Here is a single cask from Westland Distillery in Seattle— a distillery I was fortunate enough to visit and tour right before the COVID pandemic put all those activities on pause for a few years. This cask was finished in Muscat Wine Casks and released by Total Wine in 2022. I assume like many of the 2022 single casks that it began life in new oak, but I have no information to definitively say. Once upon a time Westland had a helpful cask archive on their website, sadly the site is far more minimalist now, and the archive disappeared years back (it had not been updated much since 2018 anyway). 
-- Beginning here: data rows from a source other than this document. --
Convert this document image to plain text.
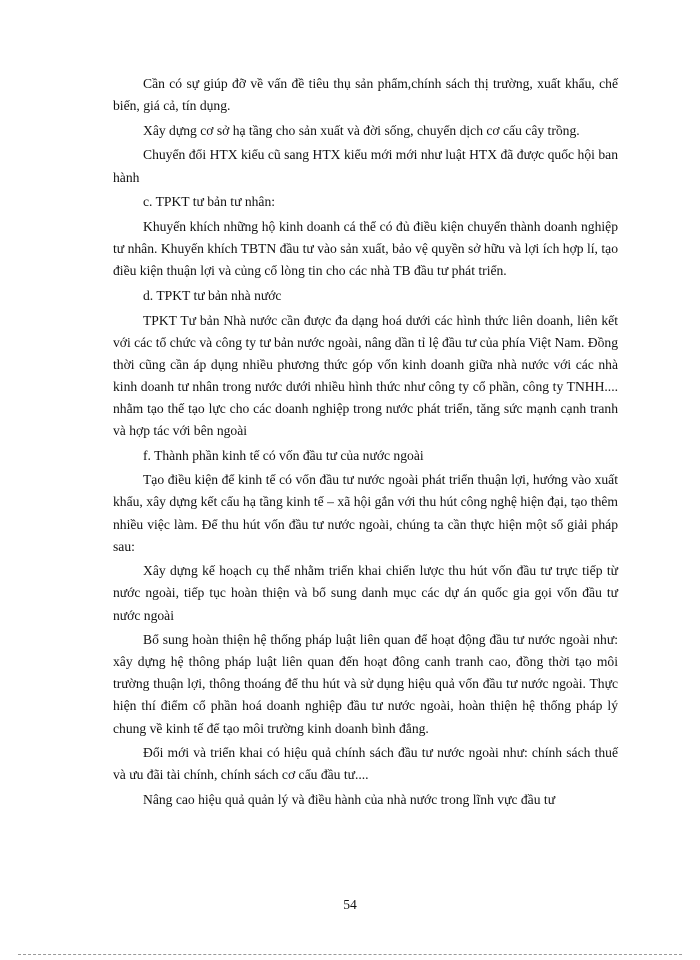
Cần có sự giúp đỡ về vấn đề tiêu thụ sản phẩm,chính sách thị trường, xuất khẩu, chế biến, giá cả, tín dụng.

Xây dựng cơ sở hạ tầng cho sản xuất và đời sống, chuyển dịch cơ cấu cây trồng.

Chuyển đổi HTX kiểu cũ sang HTX kiểu mới mới như luật HTX đã được quốc hội ban hành

c. TPKT tư bản tư nhân:

Khuyến khích những hộ kinh doanh cá thể có đủ điều kiện chuyển thành doanh nghiệp tư nhân. Khuyến khích TBTN đầu tư vào sản xuất, bảo vệ quyền sở hữu và lợi ích hợp lí, tạo điều kiện thuận lợi và củng cố lòng tin cho các nhà TB đầu tư phát triển.

d. TPKT tư bản nhà nước

TPKT Tư bản Nhà nước cần được đa dạng hoá dưới các hình thức liên doanh, liên kết với các tổ chức và công ty tư bản nước ngoài, nâng dần tỉ lệ đầu tư của phía Việt Nam. Đồng thời cũng cần áp dụng nhiều phương thức góp vốn kinh doanh giữa nhà nước với các nhà kinh doanh tư nhân trong nước dưới nhiều hình thức như công ty cổ phần, công ty TNHH.... nhằm tạo thế tạo lực cho các doanh nghiệp trong nước phát triển, tăng sức mạnh cạnh tranh và hợp tác với bên ngoài

f. Thành phần kinh tế có vốn đầu tư của nước ngoài

Tạo điều kiện để kinh tế có vốn đầu tư nước ngoài phát triển thuận lợi, hướng vào xuất khẩu, xây dựng kết cấu hạ tầng kinh tế – xã hội gắn với thu hút công nghệ hiện đại, tạo thêm nhiều việc làm. Để thu hút vốn đầu tư nước ngoài, chúng ta cần thực hiện một số giải pháp sau:

Xây dựng kế hoạch cụ thể nhằm triển khai chiến lược thu hút vốn đầu tư trực tiếp từ nước ngoài, tiếp tục hoàn thiện và bổ sung danh mục các dự án quốc gia gọi vốn đầu tư nước ngoài

Bổ sung hoàn thiện hệ thống pháp luật liên quan để hoạt động đầu tư nước ngoài như: xây dựng hệ thông pháp luật liên quan đến hoạt đông canh tranh cao, đồng thời tạo môi trường thuận lợi, thông thoáng để thu hút và sử dụng hiệu quả vốn đầu tư nước ngoài. Thực hiện thí điểm cổ phần hoá doanh nghiệp đầu tư nước ngoài, hoàn thiện hệ thống pháp lý chung về kinh tế để tạo môi trường kinh doanh bình đẳng.

Đổi mới và triển khai có hiệu quả chính sách đầu tư nước ngoài như: chính sách thuế và ưu đãi tài chính, chính sách cơ cấu đầu tư....

Nâng cao hiệu quả quản lý và điều hành của nhà nước trong lĩnh vực đầu tư

54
Whisky: Westland 7 Year Cask 4857 for Total Wine

Country/Region: United States/Washington

ABV: 52.1%

Cask: Muscat Wine Finish

Age: 7 Years (Bottled 2022)

Notes: Sweet and unctuous, the aroma was a woody affair with plenty of freshly waxed hardwood floors, resins, and ice wine gummies. I imagined a ballroom with polished leather chairs and oak tables loaded with confectionary delights: sweet toffees, fruit punch, fig cakes, and a plum-aniseed liqueur. Medium to full-bodied on the palate, the initial hit was sweet fruits, followed by more savory oak— a classic and clear evolution. Jammy fruits and toffee candies appeared as blondie bars and cherry or blackberry cobbler with hints of green grape jello cups. Baking spices, from cinnamon to aniseed, tickled the palate as more woody tannins asserted themselves with leather, wood polish, and sticky buns. Fruits lingered at the end, more sour cherry jam, caramelized tomatoes, and hints of balsamic. The finish was drying and long with woody tannins and jammy dark fruits.


Score: 7 (82)

Mental Image: Anastasia’s Phantasmal Ballroom

Conclusion: Woody and sweet, I thought this Westland was a cut above most as the flavors were nicely balanced and structured. There was a clear evolution, which is sometimes lacking in these big cask bombs as they like to throw everything at you at once. That structured development took this up a level from similar 2022 private single cask releases. It was a touch sweet and woody for my taste— and these big cask-driven profiles are generally not my jam. I am sad that they have become a hallmark of American Single Malts to a scale beyond what we see with Scotch and the wood-tech whiskies there. Give me more refill wood! And yet, this was one of the better examples of those heavy cask maturations. Overall, tasty fare.  

PS, this is one of the few times I do not recommend adding water. Water washed out some of the flavors without bringing any quaffable balance to the experience. A net negative.